文系フリーランスまたは休日低音大堤琴奏者の戯言

翻訳を生業とする文系フリーランスです。日々思い付く事を書いてます。

アメリカひじき・火垂るの墓

野坂昭如氏の有名な作品ですけど、始めて読みました。 この2作で直木賞を受賞したのですが、火垂るの墓が映画にもなって非常に有名である反面、アメリカひじきの方は少なくとも私は今回そのタイトルを始めて聞きました。

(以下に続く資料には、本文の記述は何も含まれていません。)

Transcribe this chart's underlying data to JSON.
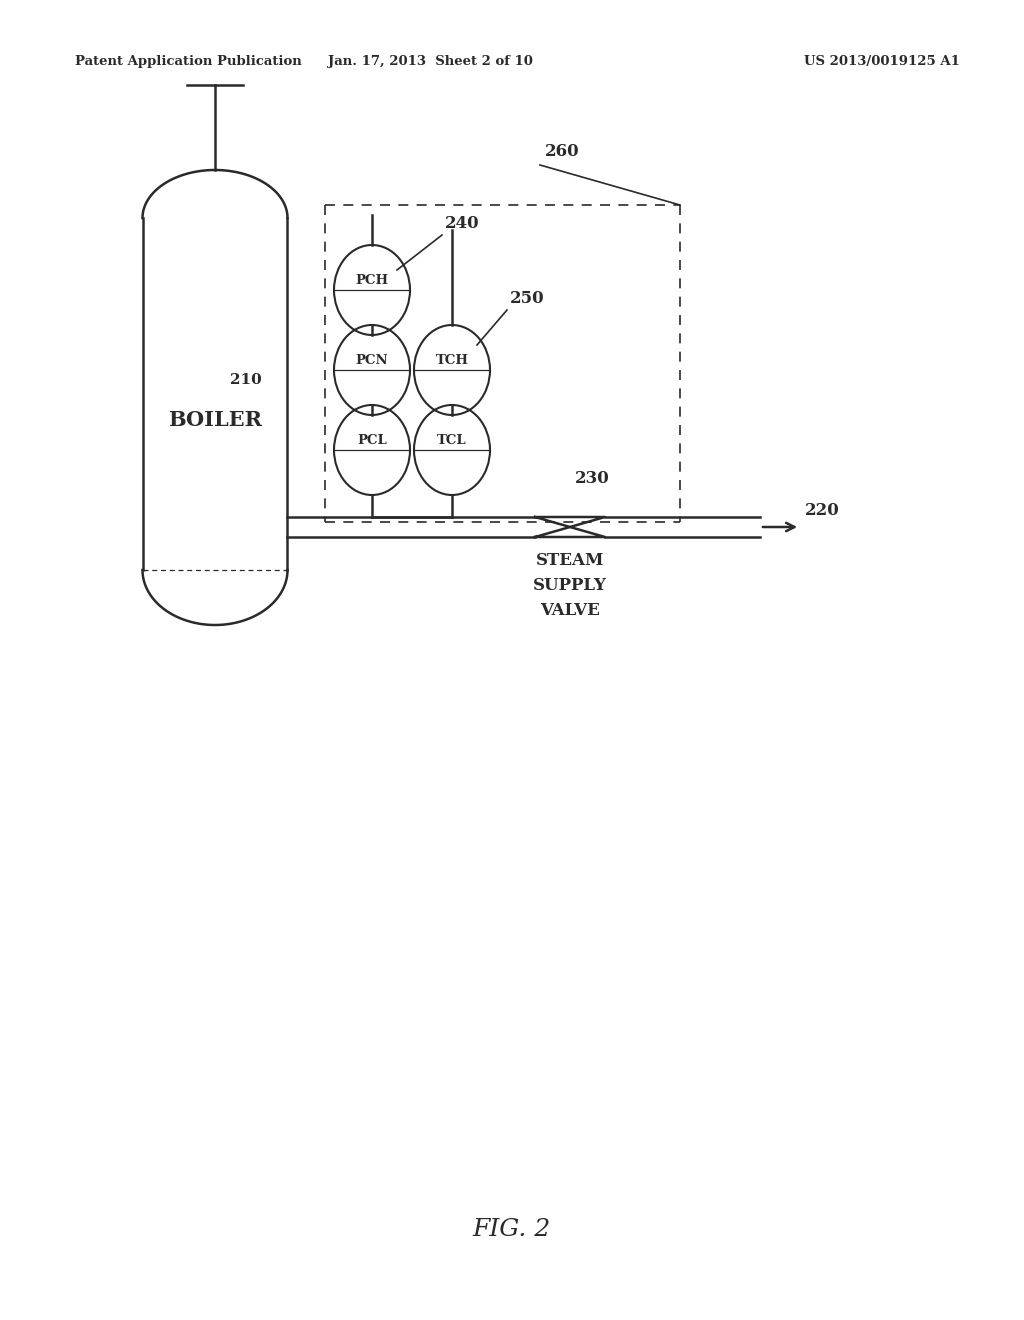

アメリカひじきというのは紅茶の事です。パラシュートで落ちてきたアメリカ兵向けの物資に入っていた紅茶をひじきだと思って煮てはみたものの、煮汁が黒くなるだけでなかなか柔らかくならず、何とか食べては見たけど美味しくもない。事情に詳しい人に聞いたらそれはブラックティーというものだと知らされた、そんなエピソードから付けられたタイトルのようです。

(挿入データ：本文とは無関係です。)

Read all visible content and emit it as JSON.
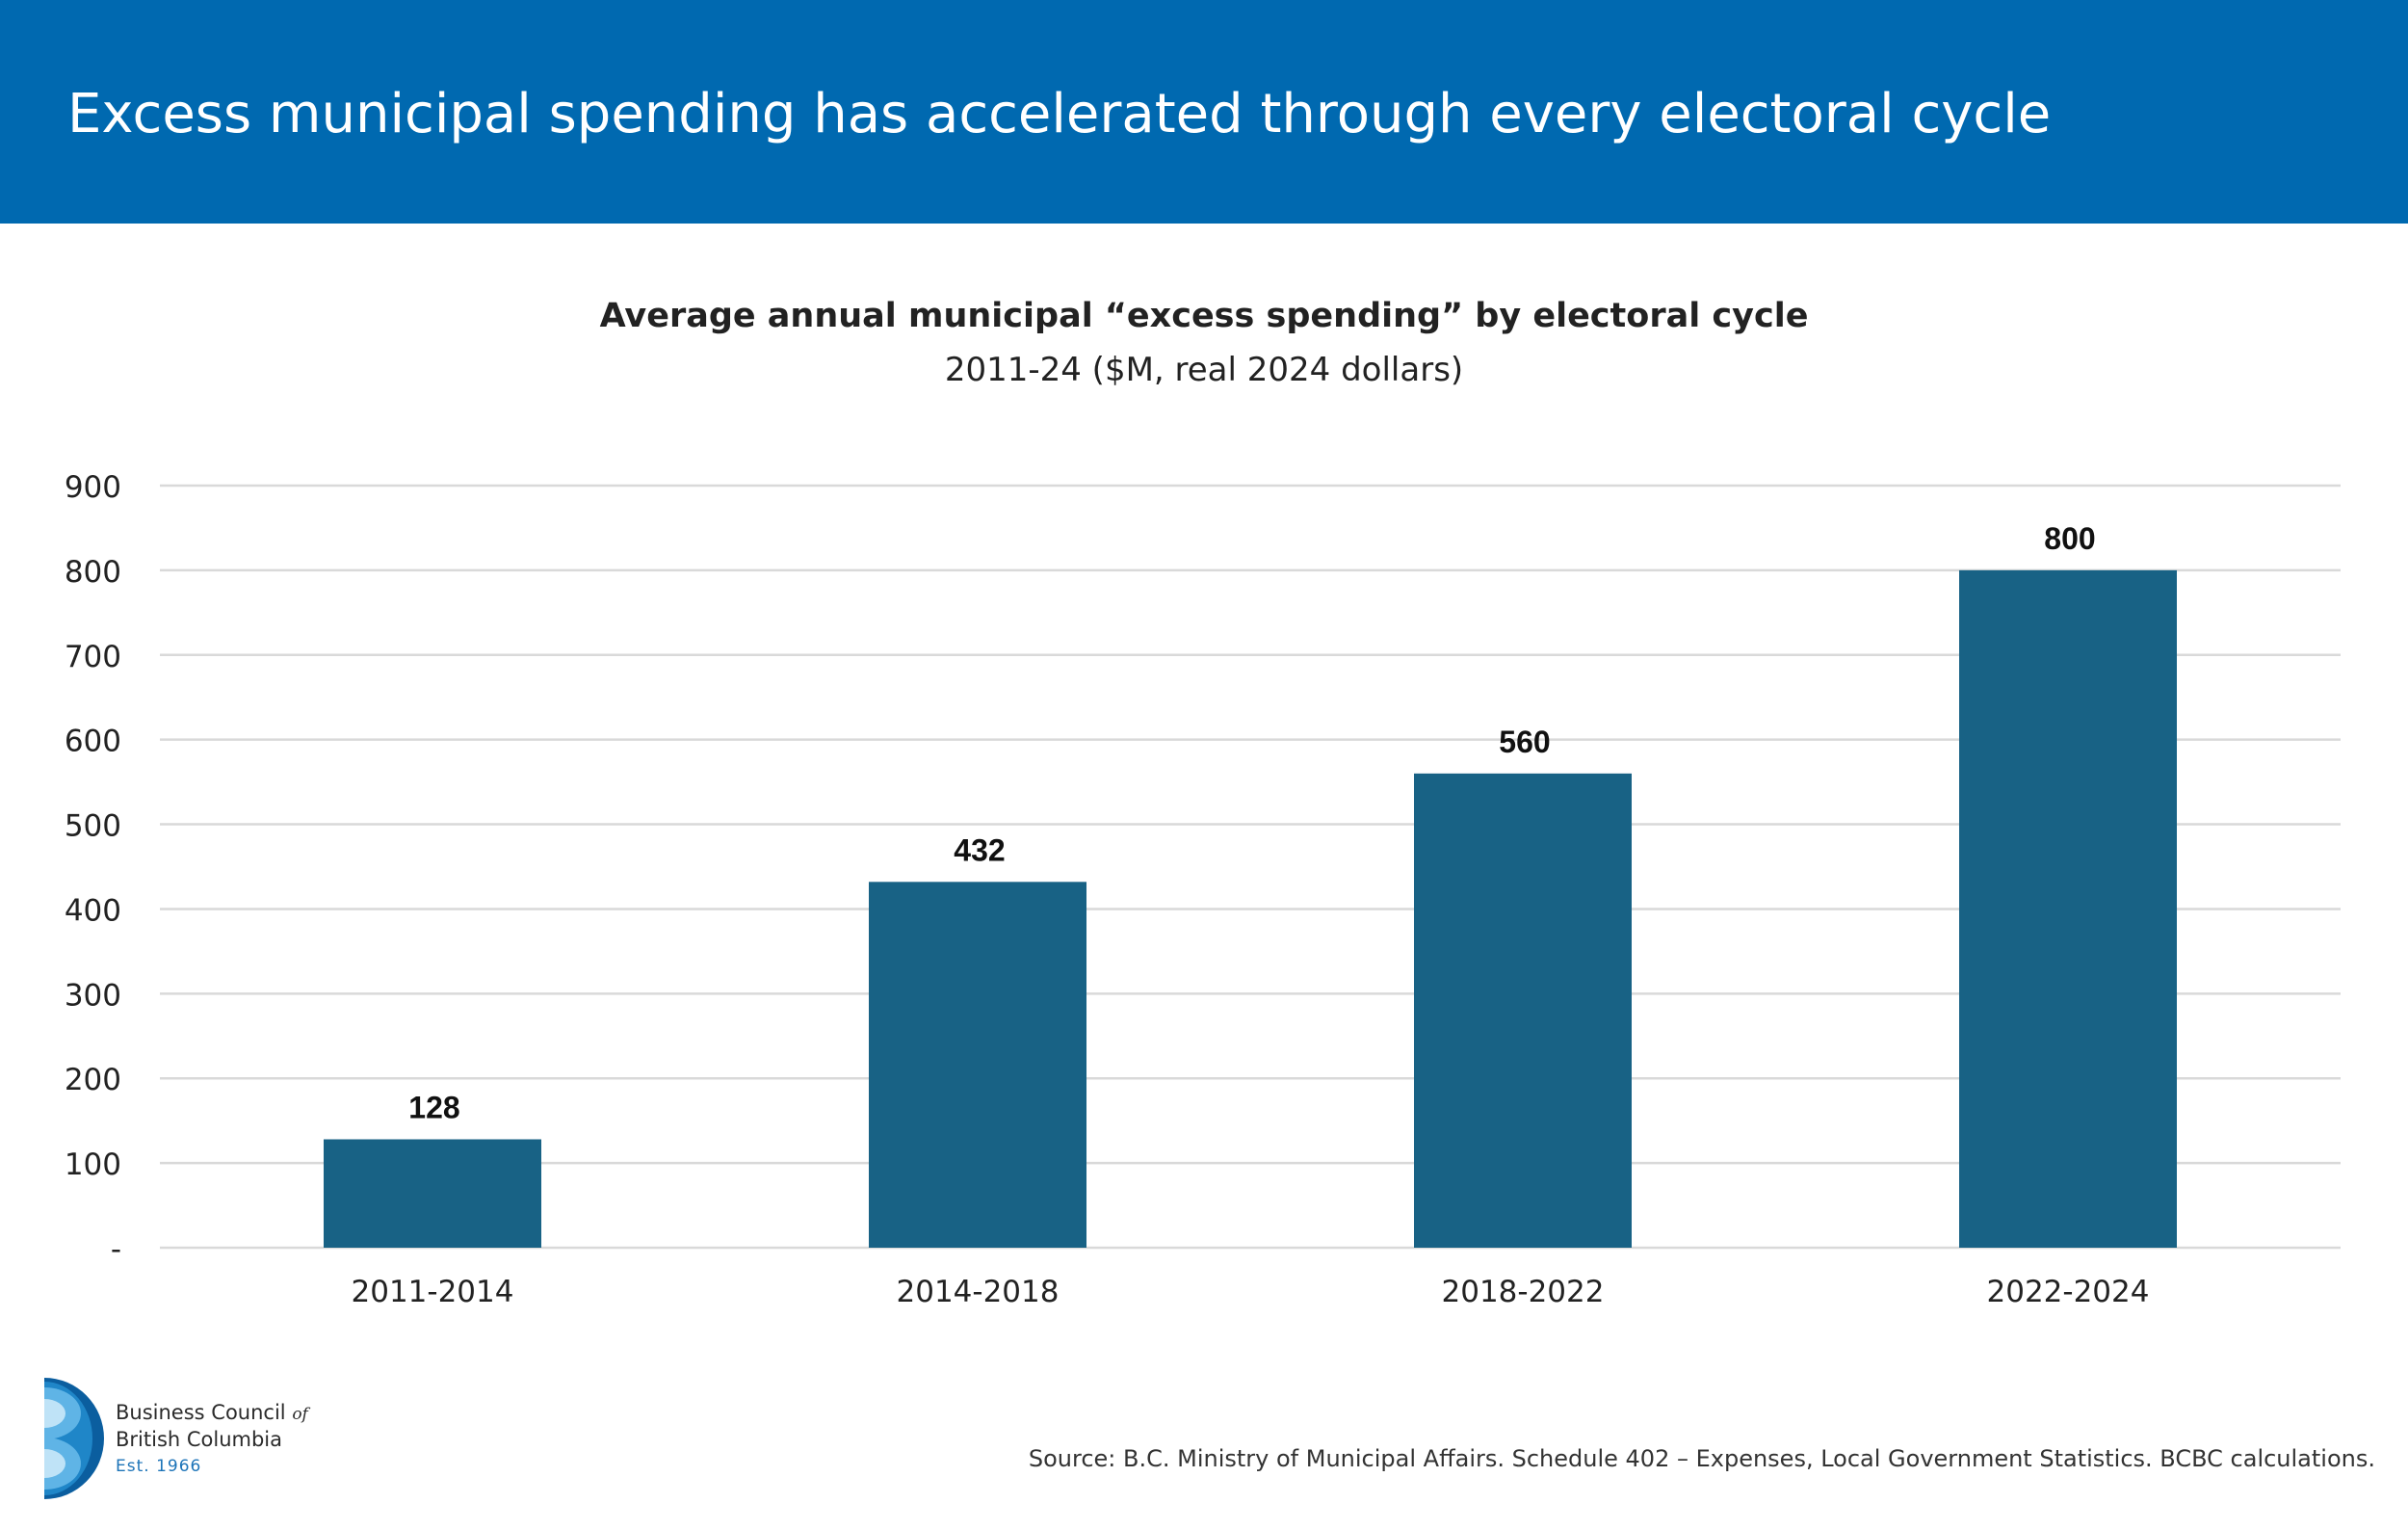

そんな事で植え付けられたコンプレックスを持ちつつ、妻が旅行で仲良くなったアメリカ人の観光案内を引き受け、何とか見返してやりたいと思う男。でもなかなか上手く行かない。今に至るまで日本の男はずっと同じようなコンプレックスを抱いているんじゃないかと思えます。

このアメリカひじきの中で主人公の奥さんは「もう戦争の事なんか思い出したくない」と言います。もしかしたらそういう人は当時から多かったのかも知れません。ただ、70年も過ぎてしまうと、当時の様子を描いたこういう作品の存在意義は高まっていると思います。

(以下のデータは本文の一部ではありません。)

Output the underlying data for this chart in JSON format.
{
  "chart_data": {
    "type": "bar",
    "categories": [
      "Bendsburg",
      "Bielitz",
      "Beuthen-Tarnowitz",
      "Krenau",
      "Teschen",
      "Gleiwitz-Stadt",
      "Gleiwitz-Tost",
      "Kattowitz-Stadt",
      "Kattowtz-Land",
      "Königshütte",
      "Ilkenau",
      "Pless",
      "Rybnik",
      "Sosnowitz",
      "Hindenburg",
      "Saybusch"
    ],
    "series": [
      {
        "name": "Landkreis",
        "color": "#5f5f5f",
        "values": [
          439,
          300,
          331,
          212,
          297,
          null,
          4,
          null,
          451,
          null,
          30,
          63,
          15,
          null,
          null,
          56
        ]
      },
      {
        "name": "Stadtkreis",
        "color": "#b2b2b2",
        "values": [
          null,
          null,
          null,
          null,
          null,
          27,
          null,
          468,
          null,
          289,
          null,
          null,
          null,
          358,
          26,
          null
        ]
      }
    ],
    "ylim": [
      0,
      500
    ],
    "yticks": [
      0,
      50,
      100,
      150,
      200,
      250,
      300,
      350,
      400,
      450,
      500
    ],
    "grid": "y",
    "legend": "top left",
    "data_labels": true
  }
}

野坂氏をこういう創作に向かわせたのは、火垂るの墓に描かれた、妹の死に違いありません。清太のように死ななかった野坂氏はそれを使命と感じたように思えてならないのです。

火垂るの墓は何と言うか、映像化すれば成功する要素が揃ってる作品ですね。意地悪なおばさんが出て来ますが、大人も自分を守るので精一杯だったんだと思うと何だか気の毒です。

確かにこんな生活、思い出したくないという気持ちはわかります。ただ、こうやって記録に残す人がいなければ、また同じ事が繰り返されてしまうでしょう。

この作品、読んだ事ある人は少ないんじゃないかと思います。是非色んな人に読んでもらいたいものです。

あと4作品併録されています。機会があったらそれらについても書きます。